Child pulled from school over bullying
Kris Talaro says Madison schools talk big about anti-harassment policies and zero tolerance for threats but "back up the talk with almost no action."
On May 14, the Madison mom pulled her daughter out of second grade at Schenk Elementary on Madison's east side, citing persistent bullying and what she felt was an inadequate response. "You have fallen well short of your responsibility," she wrote the principal, Emmett Durtschi.
Talaro says her daughter was "tormented" by other students, to where she often came home crying. She was made fun of for her name and for her clothes. One boy "threatened to bash her head in with a rock." Talaro says she and her husband and daughter all asked school officials to intervene, to no avail. At one point, Talaro says, the girl was admonished to "stop tattletaling" on other kids. She thinks schools officials "are afraid to enforce the rules."

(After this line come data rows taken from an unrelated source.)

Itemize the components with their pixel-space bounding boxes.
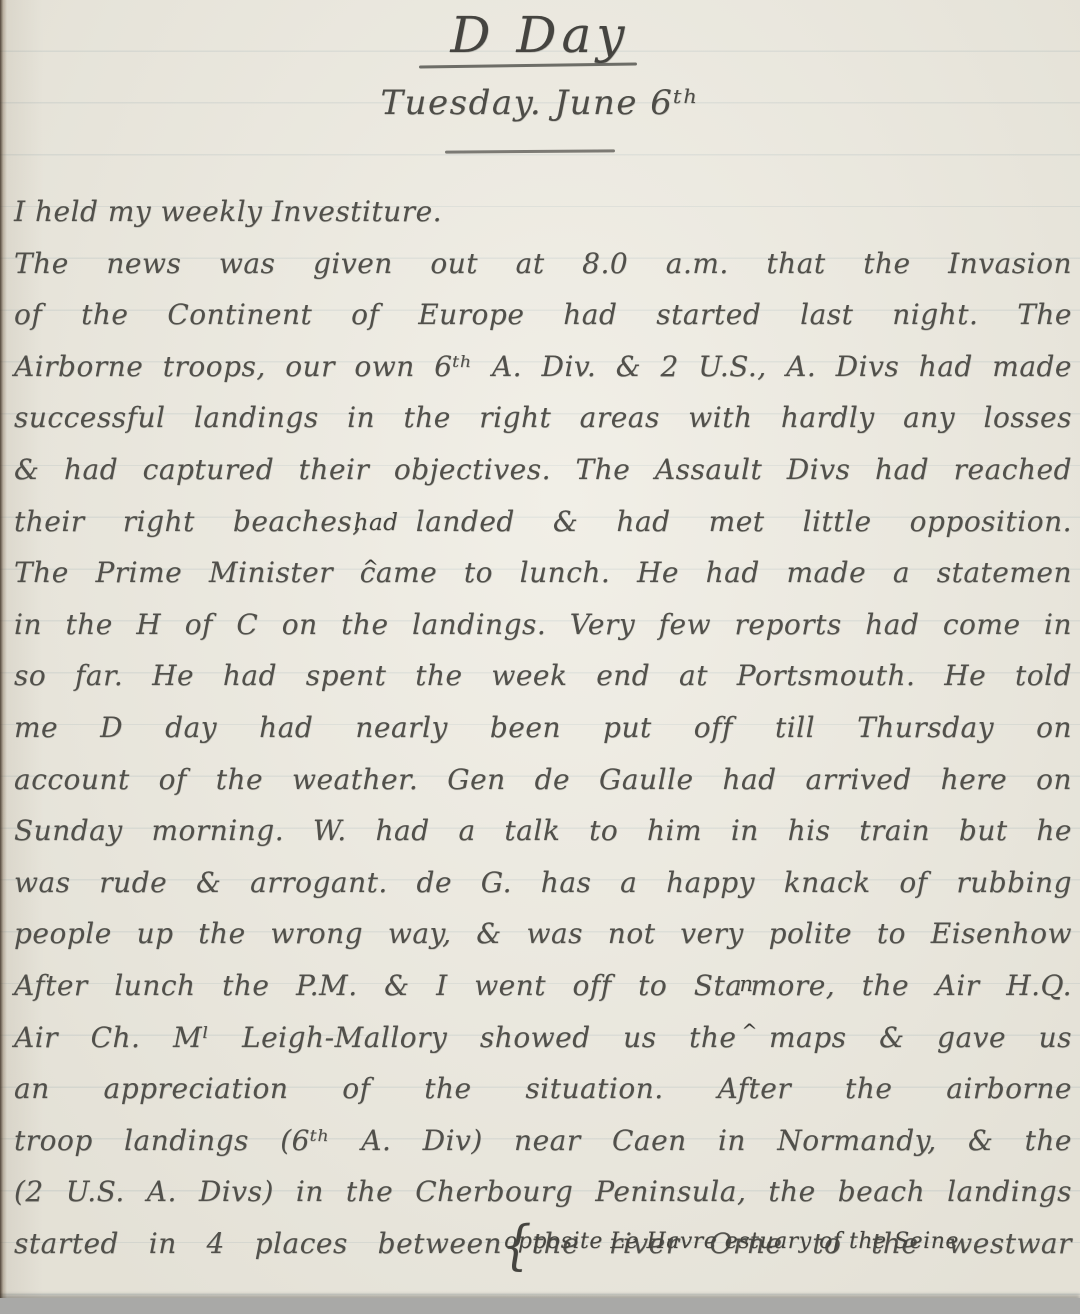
line-text: more, the Air H.Q. xyxy=(750,969,1072,1002)
page-binding-edge xyxy=(0,0,7,1298)
caret-mark: ^ xyxy=(363,558,379,577)
diary-line: After lunch the P.M. & I went off to Sta… xyxy=(14,960,1072,1012)
diary-line: an appreciation of the situation. After … xyxy=(14,1063,1072,1115)
diary-line: Sunday morning. W. had a talk to him in … xyxy=(14,805,1072,857)
diary-line: (2 U.S. A. Divs) in the Cherbourg Penins… xyxy=(14,1166,1072,1218)
diary-line: started in 4 places betweenopposite Le H… xyxy=(14,1218,1072,1270)
diary-title: D Day xyxy=(450,6,629,64)
diary-line: The Prime Minister came to lunch. He had… xyxy=(14,547,1072,599)
caret-mark: ^ xyxy=(741,1022,757,1041)
line-text: their right beaches, xyxy=(14,505,362,538)
diary-line: The news was given out at 8.0 a.m. that … xyxy=(14,238,1072,290)
diary-line: in the H of C on the landings. Very few … xyxy=(14,599,1072,651)
diary-line: I held my weekly Investiture. xyxy=(14,186,1072,238)
diary-line: so far. He had spent the week end at Por… xyxy=(14,650,1072,702)
diary-body: I held my weekly Investiture. The news w… xyxy=(14,186,1072,1269)
diary-line: of the Continent of Europe had started l… xyxy=(14,289,1072,341)
page-header: D Day Tuesday. June 6ᵗʰ xyxy=(0,6,1080,153)
diary-line: successful landings in the right areas w… xyxy=(14,392,1072,444)
diary-line: their right beaches,had^ landed & had me… xyxy=(14,496,1072,548)
diary-line: people up the wrong way, & was not very … xyxy=(14,908,1072,960)
diary-page: D Day Tuesday. June 6ᵗʰ I held my weekly… xyxy=(0,0,1080,1314)
line-text: landed & had met little opposition. xyxy=(416,505,1072,538)
diary-line: & had captured their objectives. The Ass… xyxy=(14,444,1072,496)
diary-line: Air Ch. Mˡ Leigh-Mallory showed us the m… xyxy=(14,1012,1072,1064)
inserted-phrase: opposite Le Havre estuary of the Seine xyxy=(504,1231,959,1253)
diary-line: Airborne troops, our own 6ᵗʰ A. Div. & 2… xyxy=(14,341,1072,393)
inserted-word: had xyxy=(354,512,399,535)
line-text: After lunch the P.M. & I went off to Sta xyxy=(14,969,742,1002)
diary-date: Tuesday. June 6ᵗʰ xyxy=(0,83,1080,123)
diary-line: was rude & arrogant. de G. has a happy k… xyxy=(14,857,1072,909)
line-text: started in 4 places between xyxy=(14,1227,502,1260)
desk-surface xyxy=(0,1298,1080,1314)
diary-line: me D day had nearly been put off till Th… xyxy=(14,702,1072,754)
inserted-letter: n xyxy=(739,974,753,995)
diary-line: troop landings (6ᵗʰ A. Div) near Caen in… xyxy=(14,1115,1072,1167)
date-rule xyxy=(445,149,615,153)
diary-line: account of the weather. Gen de Gaulle ha… xyxy=(14,754,1072,806)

Durtschi, in a written reply to Talaro, expressed regret and offered to "work together with the classroom teacher to resolve this." But Talaro said she had lost confidence in school officials and stuck with her decision. As of the end of classes this week, her daughter will have missed 21 days of instruction; she's enrolled to attend a different elementary school next fall.
While unable to discuss specific cases, Durtschi tells Isthmus that "in the public schools, bullying is always an issue," one that receives much attention. The primary focus is on prevention, but appropriate consequences are imposed in more serious situations. Sometimes, though, confidentiality rules prevent school officials from telling parents what has been done to children other than their own.
What would Durtschi do in a case, say, where one student threatened to bash in another's head with a rock? "I don't want to answer questions that are hypothetical like that."
The problem, for the Talaros, is that such questions are not hypothetical.